Por lo que, no se observa que la AGIT hubiese lesionado derechos y garantías del demandante.
Asimismo, se tiene que, conforme los datos del proceso y la normativa aplicable vigente al hecho generador, no operó la prescripción de las facultades determinativas de la AT, respecto a la deuda tributaria del sujeto pasivo.
En tal sentido, por lo ampliamente expuesto, cumplido con lo dispuesto por la Resolución Constitucional N° 0086/2023 de 30 de junio, emitida por la Sala Constitucional Primera-Chuquisaca, se concluye que no es evidente que la Autoridad General de Impugnación Tributaria al emitir la Resolución de Recurso Jerárquico demandada, hubiese incurrido en las vulneraciones acusadas.

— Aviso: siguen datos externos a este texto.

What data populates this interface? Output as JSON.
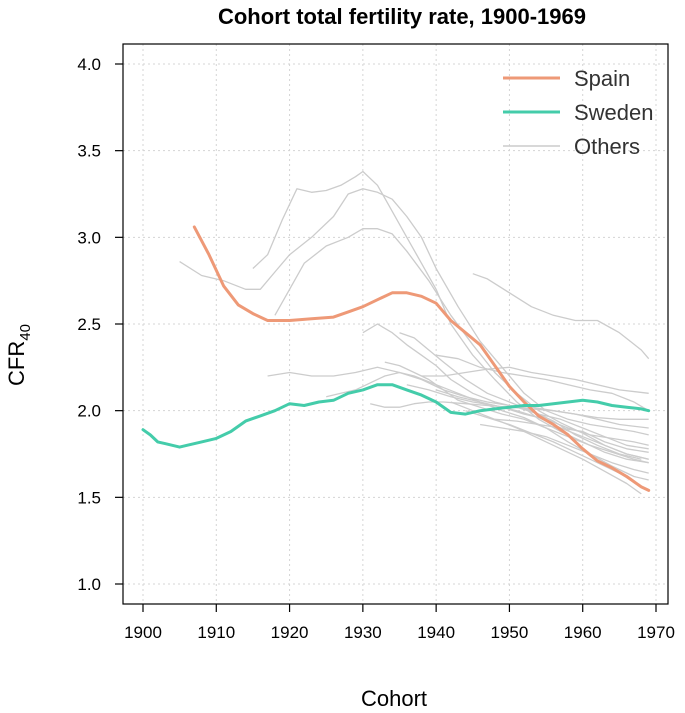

POR TANTO: La Sala Contenciosa y Contencioso Administrativa, Social y Administrativa Primera del Tribunal Supremo de Justicia, en ejercicio de la atribución contenida en el numeral 2 del artículo 2, en relación con el artículos 4 de la Ley N° 620 de 29 de diciembre de 2014 y los artículos 778 al 781 del Código de Procedimiento Civil, en virtud de los fundamentos expuestos, falla en única instancia declarando IMPROBADA la demanda contenciosa administrativa de fs. 10 a 16, interpuesta por Gabriel Arancibia Yucra, contra el Director Ejecutivo General a.i. de la Autoridad General de Impugnación Tributaria; en consecuencia, mantiene firme y subsistente la Resolución de Recurso Jerárquico AGIT-RJ 1387/2019 de 9 de diciembre emitida por la AGIT.
Procédase a la devolución de los antecedentes administrativos remitidos a este Tribunal por la autoridad demandada, bajo constancia.
Regístrese, notifíquese y devuélvase.